The Google Sheet has two columns both named “CIC” in different sections:
❌ Lost during processing — DictReader overwrites this
✅ Survives — second column wins in DictReader
csv.DictReader keys rows by column header. When two columns share a name, the last one silently overwrites the first. The processed hospitals.csv has two identical CIC columns, both containing year data. The original YES/NO staff data is completely lost.
The cleaning script (clean_data.py) has no CIC-specific logic — the corruption is purely from the DictReader duplicate-key behavior. Both source files (hospitals.csv and hospitals-2026-03-03.csv) have identical CIC data, so this isn’t a recent change.

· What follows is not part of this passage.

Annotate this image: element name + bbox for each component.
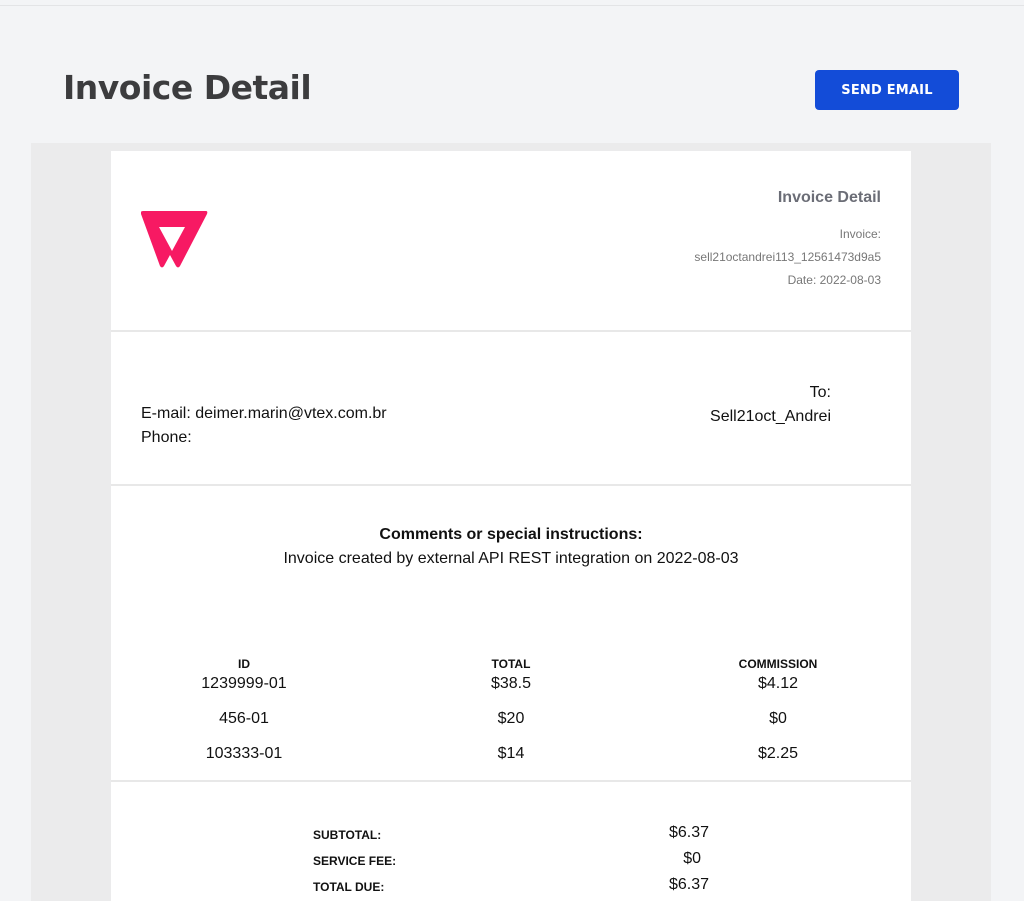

| CIC boolean (col 87) | CIC year (col 113) | Count | Assessment |
|---|---|---|---|
| YES | year | 17 | Consistent — both columns agree |
| YES | ND | 15 | Missing year data — needs backfill |
| NO / empty | year | 6 | Contradictory — needs reconciliation |
| NO | ND | 8 | Consistent — explicitly no CIC |
| Subroga | ND | 1 | SML only |
| empty | ND | 103 | Consistent — no involvement |
These hospitals have a collaboration year recorded but the boolean column says NO or is blank:
| HCODE | Hospital | CIC boolean (col 87) | CIC year (col 113) | Issue |
|---|---|---|---|---|
| COP | Centro Oncológico Pediátrico de Baja California | empty | 2024 | Empty boolean, has year |
| INP | Instituto Nacional de Pediatría | empty | 2023 | Empty boolean, has year |
| MTY | Hospital Universitario UANL | empty | 2023 | Empty boolean, has year |
| CVJ | Hospital del Niño Morelense | NO | 2023 | Explicitly NO but has year |
| MLM | Hospital Infantil de Morelia | NO | 2023 | Explicitly NO but has year |
| TAB | Hospital del Niño Dr. Rodolfo Nieto Padrón | NO | 2023 | Explicitly NO but has year |
These hospitals say YES in the boolean but have no year recorded. The year column needs backfilling:
| HCODE | Hospital | CIC boolean | CIC year |
|---|---|---|---|
| ABC | ABC Medical Center | YES | ND |
| CPE | Campeche | YES | ND |
| GDL | Civil nuevo | YES | ND |
| HMO | Sonora | YES | ND |
| ICM | ICM | YES | ND |
| IQR | IQR | YES | ND |
| IVA | IVA | YES | ND |
| MOC | Moctezuma | YES | ND |
| NOV | 20 de Noviembre | YES | ND |
| OAX | Oaxaca | YES | ND |
| OCC | CMNO | YES | ND |
| PUE | Puebla | YES | ND |
| SGF | SGF | YES | ND |
| XAL | Xalapa | YES | ND |
| ZCL | Zacatecas | YES | ND |
These hospitals have YES in the boolean AND a valid year — no issues:
| HCODE | Hospital | CIC year |
|---|---|---|
| CUL | Culiacán | 2018 |
| ITO | HITO | 2018 |
| LAP | La Paz | 2019 |
| MID | Mérida | 2019 |
| TIJ | Tijuana | 2019 |
| CVM | Tamaulipas | 2021 |
| NIM | IMIEM | 2021 |
| HRA | HRA | 2022 |
| TPQ | Nayarit | 2022 |
| ACP | Acapulco | 2024 |
| CUU | Chihuahua | 2024 |
| CYW | Celaya | 2024 |
| TGZ | Tuxtla | 2024 |
| BJX | Bajío | 2025 |
| LEO | León | 2025 |
| PCA | Pachuca | 2025 |
| MIS | ISSEMYM | 2026 |
clean_data.py
Current dashboard workaround: the filter system treats any non-falsy CIC value (including years) as “Sí” for boolean filtering.